Prosper High School was host to the district’s third annual STEAM Expo on Thursday, April 27. STEAM is an acronym representing Science, Technology, Art and Math. The evening highlighted the ways students at Prosper ISD are able to take part in these learning disciplines.


Engineering, 3-D animation, art, culinary skills and the science fair were just a few of the many booths that lined the halls. Each found a way to be interactive, allowing visitors to engage in each activity in a variety of ways. A large crowd gathered to watch the engineering students demonstrate their work.


“The engineering group does multiple things,” Suzanne Hoy, a parent of a student exhibiting her engineer skills, said. “They have a solar car team and they also have a robotics team. They each do their own separate competitions. But you can also just be an engineering student and just take the classes. Displayed tonight is a couple of the robots from various competitions.”


Hoy added that each of the robots are different.


“One of them is for the FRC competition,” she said. “The other is in what’s called the best competition. They are designed differently to accommodate the specific tasks that they have to complete for the different competitions.”


Another booth that attracted some attention was the 3-D animation program. The program’s UIL entry, a 3-D animated movie, played on a large television at the booth.


“I teach 3-D modeling, animation and advanced animation,” Roger Segars, Prosper ISD teacher, said. “It’s a lot of fun.

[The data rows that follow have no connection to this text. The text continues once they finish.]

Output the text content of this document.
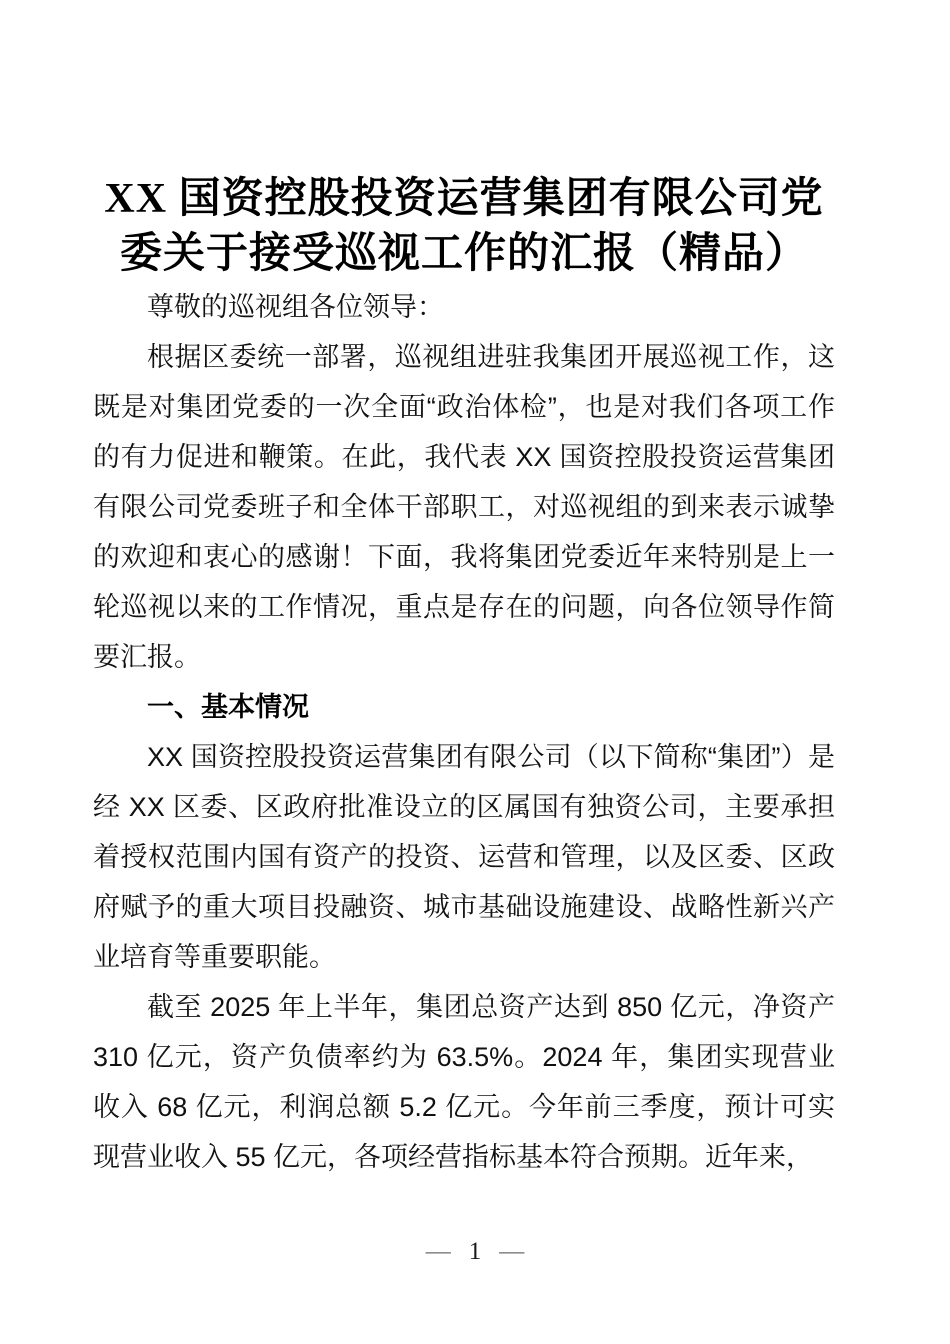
XX 国资控股投资运营集团有限公司党委关于接受巡视工作的汇报（精品）

尊敬的巡视组各位领导：

根据区委统一部署，巡视组进驻我集团开展巡视工作，这既是对集团党委的一次全面“政治体检”，也是对我们各项工作的有力促进和鞭策。在此，我代表 XX 国资控股投资运营集团有限公司党委班子和全体干部职工，对巡视组的到来表示诚挚的欢迎和衷心的感谢！下面，我将集团党委近年来特别是上一轮巡视以来的工作情况，重点是存在的问题，向各位领导作简要汇报。

一、基本情况

XX 国资控股投资运营集团有限公司（以下简称“集团”）是经 XX 区委、区政府批准设立的区属国有独资公司，主要承担着授权范围内国有资产的投资、运营和管理，以及区委、区政府赋予的重大项目投融资、城市基础设施建设、战略性新兴产业培育等重要职能。

截至 2025 年上半年，集团总资产达到 850 亿元，净资产 310 亿元，资产负债率约为 63.5%。2024 年，集团实现营业收入 68 亿元，利润总额 5.2 亿元。今年前三季度，预计可实现营业收入 55 亿元，各项经营指标基本符合预期。近年来，

— 1 —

Depending on which class they are in, the advanced students are using Semi 4D, which is an industry leading animation software as well as Blender, Maya, and 3-Ds Max, which are Autodesk products. They get to have fun exploring.”


Exhibitions like this helped at least one Prosper student find out what she wanted to study after graduating high school.


“I’m going into animation at (the University of Texas at Dallas),” Prosper senior Alexa Boushey said. “They’re ranked 21st in the nation. I’m very excited.”


In addition to the hands-on science experiments and culinary science projects that attendees were encouraged to participate in, the STEAM Expo went one step further in engaging people in the event. A photo scavenger hunt was a fun way for the entire family to interact with the displays and find their way through the booths on display.


Although the event was held at the high school, artwork was displayed from all students throughout the district, beginning with kindergarten and up to 12th grade. The event was an opportunity for students to show parents what they have been working on during school hours, as well as to spark interest in younger students for what they have the opportunity to learn in the future.